Es la amarga certeza de que la democracia latinoamericana, como un espejo roto, insiste en devolvernos la misma imagen: la de líderes silenciados a sangre y fuego. Lo hemos visto antes. Y, con peligrosa resignación, lo hemos normalizado.
Desde el asesinato de su madre, la periodista Diana Turbay, en 1991 —secuestrada y callada por la violencia— hasta este 2025, nada esencial ha cambiado en Colombia ni en la región. Treinta y tres años no son poca cosa, pero la historia sigue empecinada en repetirse.
Hoy ya no se secuestra: se mata sin intermediarios. El narco ya no compra políticos: los políticos son el narco. Ya no es solo Colombia: es Ecuador, México, y una geografía entera atravesada por la pólvora. El crimen organizado dicta las reglas invisibles de la democracia con la punta de una bala.
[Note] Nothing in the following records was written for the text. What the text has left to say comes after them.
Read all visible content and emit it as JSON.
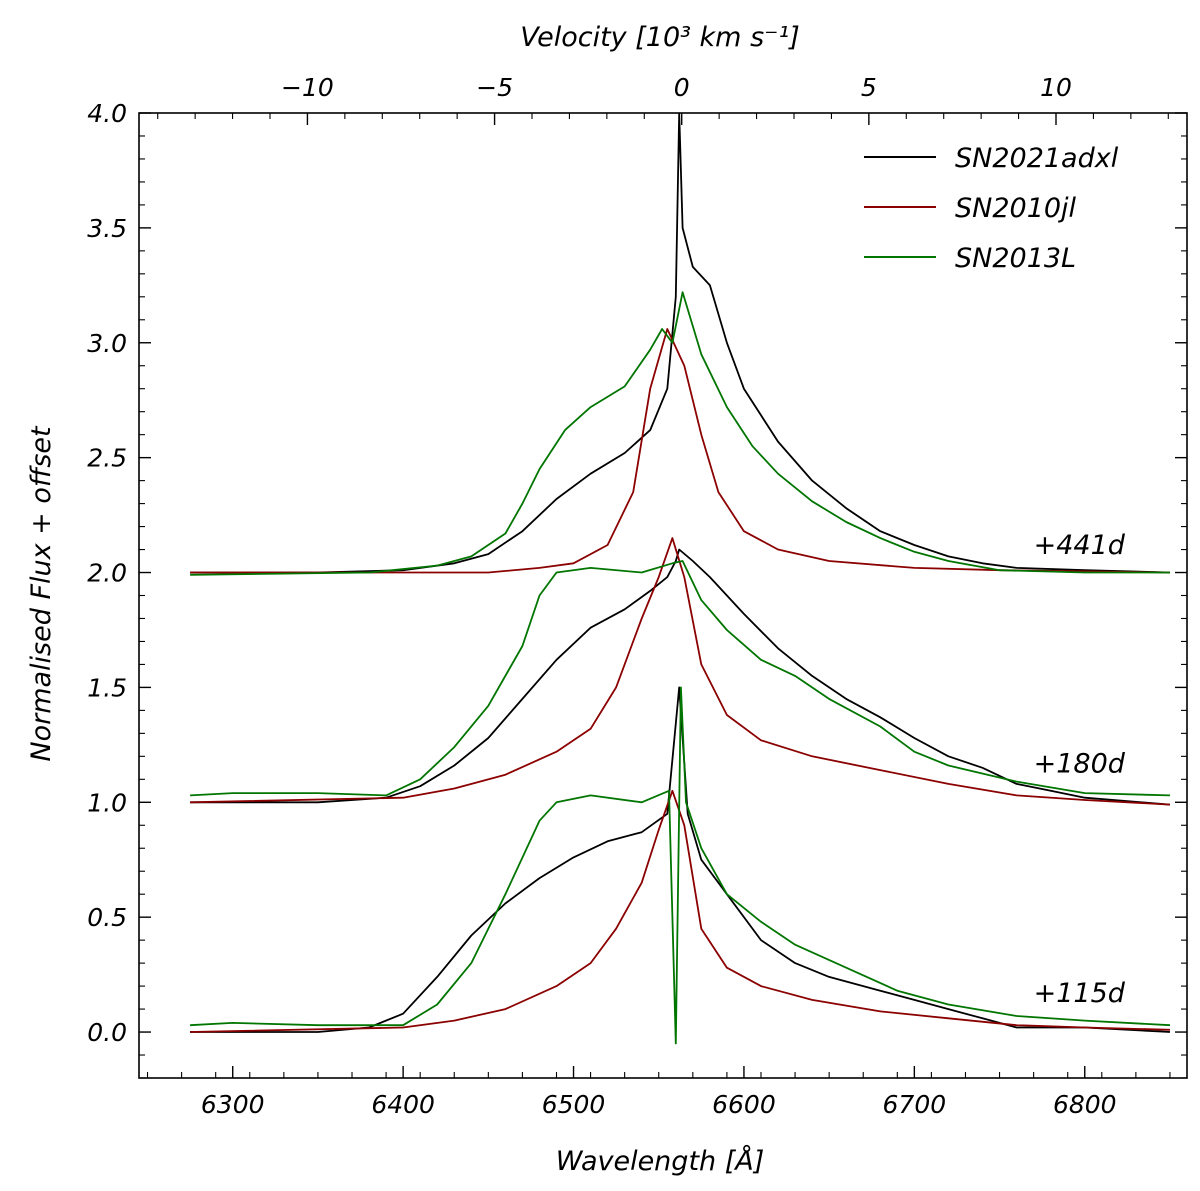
{
  "chart_data": {
    "type": "line",
    "title": "",
    "xlabel": "Wavelength [Å]",
    "ylabel": "Normalised Flux + offset",
    "x2label": "Velocity [10³ km s⁻¹]",
    "xlim": [
      6245,
      6860
    ],
    "ylim": [
      -0.2,
      4.0
    ],
    "x2lim": [
      -14.5,
      13.5
    ],
    "xticks": [
      6300,
      6400,
      6500,
      6600,
      6700,
      6800
    ],
    "xtick_labels": [
      "6300",
      "6400",
      "6500",
      "6600",
      "6700",
      "6800"
    ],
    "yticks": [
      0.0,
      0.5,
      1.0,
      1.5,
      2.0,
      2.5,
      3.0,
      3.5,
      4.0
    ],
    "ytick_labels": [
      "0.0",
      "0.5",
      "1.0",
      "1.5",
      "2.0",
      "2.5",
      "3.0",
      "3.5",
      "4.0"
    ],
    "x2ticks": [
      -10,
      -5,
      0,
      5,
      10
    ],
    "x2tick_labels": [
      "−10",
      "−5",
      "0",
      "5",
      "10"
    ],
    "grid": false,
    "legend": "top-right",
    "series": [
      {
        "name": "SN2021adxl",
        "color": "#000000",
        "epochs": [
          {
            "offset": 2.0,
            "points": [
              [
                6275,
                2.0
              ],
              [
                6350,
                2.0
              ],
              [
                6400,
                2.01
              ],
              [
                6430,
                2.04
              ],
              [
                6450,
                2.08
              ],
              [
                6470,
                2.18
              ],
              [
                6490,
                2.32
              ],
              [
                6510,
                2.43
              ],
              [
                6530,
                2.52
              ],
              [
                6545,
                2.62
              ],
              [
                6555,
                2.8
              ],
              [
                6560,
                3.2
              ],
              [
                6562,
                4.0
              ],
              [
                6564,
                3.5
              ],
              [
                6570,
                3.33
              ],
              [
                6580,
                3.25
              ],
              [
                6590,
                3.0
              ],
              [
                6600,
                2.8
              ],
              [
                6620,
                2.57
              ],
              [
                6640,
                2.4
              ],
              [
                6660,
                2.28
              ],
              [
                6680,
                2.18
              ],
              [
                6700,
                2.12
              ],
              [
                6720,
                2.07
              ],
              [
                6740,
                2.04
              ],
              [
                6760,
                2.02
              ],
              [
                6800,
                2.01
              ],
              [
                6850,
                2.0
              ]
            ]
          },
          {
            "offset": 1.0,
            "points": [
              [
                6275,
                1.0
              ],
              [
                6350,
                1.0
              ],
              [
                6390,
                1.02
              ],
              [
                6410,
                1.07
              ],
              [
                6430,
                1.16
              ],
              [
                6450,
                1.28
              ],
              [
                6470,
                1.45
              ],
              [
                6490,
                1.62
              ],
              [
                6510,
                1.76
              ],
              [
                6530,
                1.84
              ],
              [
                6545,
                1.92
              ],
              [
                6555,
                1.98
              ],
              [
                6560,
                2.05
              ],
              [
                6562,
                2.1
              ],
              [
                6570,
                2.05
              ],
              [
                6580,
                1.98
              ],
              [
                6600,
                1.82
              ],
              [
                6620,
                1.67
              ],
              [
                6640,
                1.55
              ],
              [
                6660,
                1.45
              ],
              [
                6680,
                1.37
              ],
              [
                6700,
                1.28
              ],
              [
                6720,
                1.2
              ],
              [
                6740,
                1.15
              ],
              [
                6760,
                1.08
              ],
              [
                6780,
                1.05
              ],
              [
                6800,
                1.02
              ],
              [
                6850,
                0.99
              ]
            ]
          },
          {
            "offset": 0.0,
            "points": [
              [
                6275,
                0.0
              ],
              [
                6350,
                0.0
              ],
              [
                6380,
                0.02
              ],
              [
                6400,
                0.08
              ],
              [
                6420,
                0.24
              ],
              [
                6440,
                0.42
              ],
              [
                6460,
                0.56
              ],
              [
                6480,
                0.67
              ],
              [
                6500,
                0.76
              ],
              [
                6520,
                0.83
              ],
              [
                6540,
                0.87
              ],
              [
                6555,
                0.95
              ],
              [
                6562,
                1.5
              ],
              [
                6567,
                0.95
              ],
              [
                6575,
                0.75
              ],
              [
                6590,
                0.6
              ],
              [
                6610,
                0.4
              ],
              [
                6630,
                0.3
              ],
              [
                6650,
                0.24
              ],
              [
                6680,
                0.18
              ],
              [
                6700,
                0.14
              ],
              [
                6720,
                0.1
              ],
              [
                6740,
                0.06
              ],
              [
                6760,
                0.02
              ],
              [
                6800,
                0.02
              ],
              [
                6850,
                0.0
              ]
            ]
          }
        ]
      },
      {
        "name": "SN2010jl",
        "color": "#8b0000",
        "epochs": [
          {
            "offset": 2.0,
            "points": [
              [
                6275,
                2.0
              ],
              [
                6400,
                2.0
              ],
              [
                6450,
                2.0
              ],
              [
                6480,
                2.02
              ],
              [
                6500,
                2.04
              ],
              [
                6520,
                2.12
              ],
              [
                6535,
                2.35
              ],
              [
                6545,
                2.8
              ],
              [
                6555,
                3.06
              ],
              [
                6565,
                2.9
              ],
              [
                6575,
                2.6
              ],
              [
                6585,
                2.35
              ],
              [
                6600,
                2.18
              ],
              [
                6620,
                2.1
              ],
              [
                6650,
                2.05
              ],
              [
                6700,
                2.02
              ],
              [
                6750,
                2.01
              ],
              [
                6850,
                2.0
              ]
            ]
          },
          {
            "offset": 1.0,
            "points": [
              [
                6275,
                1.0
              ],
              [
                6400,
                1.02
              ],
              [
                6430,
                1.06
              ],
              [
                6460,
                1.12
              ],
              [
                6490,
                1.22
              ],
              [
                6510,
                1.32
              ],
              [
                6525,
                1.5
              ],
              [
                6540,
                1.8
              ],
              [
                6550,
                1.98
              ],
              [
                6558,
                2.15
              ],
              [
                6565,
                1.98
              ],
              [
                6575,
                1.6
              ],
              [
                6590,
                1.38
              ],
              [
                6610,
                1.27
              ],
              [
                6640,
                1.2
              ],
              [
                6680,
                1.14
              ],
              [
                6720,
                1.08
              ],
              [
                6760,
                1.03
              ],
              [
                6800,
                1.01
              ],
              [
                6850,
                0.99
              ]
            ]
          },
          {
            "offset": 0.0,
            "points": [
              [
                6275,
                0.0
              ],
              [
                6400,
                0.02
              ],
              [
                6430,
                0.05
              ],
              [
                6460,
                0.1
              ],
              [
                6490,
                0.2
              ],
              [
                6510,
                0.3
              ],
              [
                6525,
                0.45
              ],
              [
                6540,
                0.65
              ],
              [
                6550,
                0.88
              ],
              [
                6558,
                1.05
              ],
              [
                6565,
                0.9
              ],
              [
                6575,
                0.45
              ],
              [
                6590,
                0.28
              ],
              [
                6610,
                0.2
              ],
              [
                6640,
                0.14
              ],
              [
                6680,
                0.09
              ],
              [
                6720,
                0.06
              ],
              [
                6760,
                0.03
              ],
              [
                6800,
                0.02
              ],
              [
                6850,
                0.01
              ]
            ]
          }
        ]
      },
      {
        "name": "SN2013L",
        "color": "#007500",
        "epochs": [
          {
            "offset": 2.0,
            "points": [
              [
                6275,
                1.99
              ],
              [
                6380,
                2.0
              ],
              [
                6420,
                2.03
              ],
              [
                6440,
                2.07
              ],
              [
                6460,
                2.17
              ],
              [
                6470,
                2.3
              ],
              [
                6480,
                2.45
              ],
              [
                6495,
                2.62
              ],
              [
                6510,
                2.72
              ],
              [
                6530,
                2.81
              ],
              [
                6545,
                2.97
              ],
              [
                6552,
                3.06
              ],
              [
                6558,
                3.0
              ],
              [
                6564,
                3.22
              ],
              [
                6575,
                2.95
              ],
              [
                6590,
                2.72
              ],
              [
                6605,
                2.55
              ],
              [
                6620,
                2.43
              ],
              [
                6640,
                2.31
              ],
              [
                6660,
                2.22
              ],
              [
                6680,
                2.15
              ],
              [
                6700,
                2.09
              ],
              [
                6720,
                2.05
              ],
              [
                6750,
                2.01
              ],
              [
                6800,
                2.0
              ],
              [
                6850,
                2.0
              ]
            ]
          },
          {
            "offset": 1.0,
            "points": [
              [
                6275,
                1.03
              ],
              [
                6300,
                1.04
              ],
              [
                6350,
                1.04
              ],
              [
                6390,
                1.03
              ],
              [
                6410,
                1.1
              ],
              [
                6430,
                1.24
              ],
              [
                6450,
                1.42
              ],
              [
                6470,
                1.68
              ],
              [
                6480,
                1.9
              ],
              [
                6490,
                2.0
              ],
              [
                6510,
                2.02
              ],
              [
                6540,
                2.0
              ],
              [
                6558,
                2.04
              ],
              [
                6564,
                2.05
              ],
              [
                6575,
                1.88
              ],
              [
                6590,
                1.75
              ],
              [
                6610,
                1.62
              ],
              [
                6630,
                1.55
              ],
              [
                6650,
                1.45
              ],
              [
                6680,
                1.33
              ],
              [
                6700,
                1.22
              ],
              [
                6720,
                1.16
              ],
              [
                6760,
                1.09
              ],
              [
                6800,
                1.04
              ],
              [
                6850,
                1.03
              ]
            ]
          },
          {
            "offset": 0.0,
            "points": [
              [
                6275,
                0.03
              ],
              [
                6300,
                0.04
              ],
              [
                6350,
                0.03
              ],
              [
                6400,
                0.03
              ],
              [
                6420,
                0.12
              ],
              [
                6440,
                0.3
              ],
              [
                6460,
                0.6
              ],
              [
                6480,
                0.92
              ],
              [
                6490,
                1.0
              ],
              [
                6510,
                1.03
              ],
              [
                6540,
                1.0
              ],
              [
                6556,
                1.05
              ],
              [
                6560,
                -0.05
              ],
              [
                6563,
                1.5
              ],
              [
                6566,
                1.0
              ],
              [
                6575,
                0.8
              ],
              [
                6590,
                0.6
              ],
              [
                6610,
                0.48
              ],
              [
                6630,
                0.38
              ],
              [
                6660,
                0.28
              ],
              [
                6690,
                0.18
              ],
              [
                6720,
                0.12
              ],
              [
                6760,
                0.07
              ],
              [
                6800,
                0.05
              ],
              [
                6850,
                0.03
              ]
            ]
          }
        ]
      }
    ],
    "annotations": [
      {
        "text": "+441d",
        "x": 6770,
        "y": 2.08
      },
      {
        "text": "+180d",
        "x": 6770,
        "y": 1.13
      },
      {
        "text": "+115d",
        "x": 6770,
        "y": 0.13
      }
    ]
  }
}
Mi abrazo y mi solidaridad, insuficientes pero sinceros, van a Colombia y a la familia de Miguel. Dos años después del asesinato de nuestro padre, Fernando Villavicencio, hemos comprendido que quizá la única justicia posible —la única que no pueden arrebatarnos— es devolver al pueblo el amor que el pueblo le dio a él.
Quienes quedamos vivos tenemos la misión de soñar —y construir— un mundo libre de violencia, libre de mafias, donde nuestros hijos no tengan que heredar las tragedias de nuestros padres.
Porque no vamos a permitir que nos roben la idea más peligrosa para quienes viven de la muerte: que la paz todavía es posible.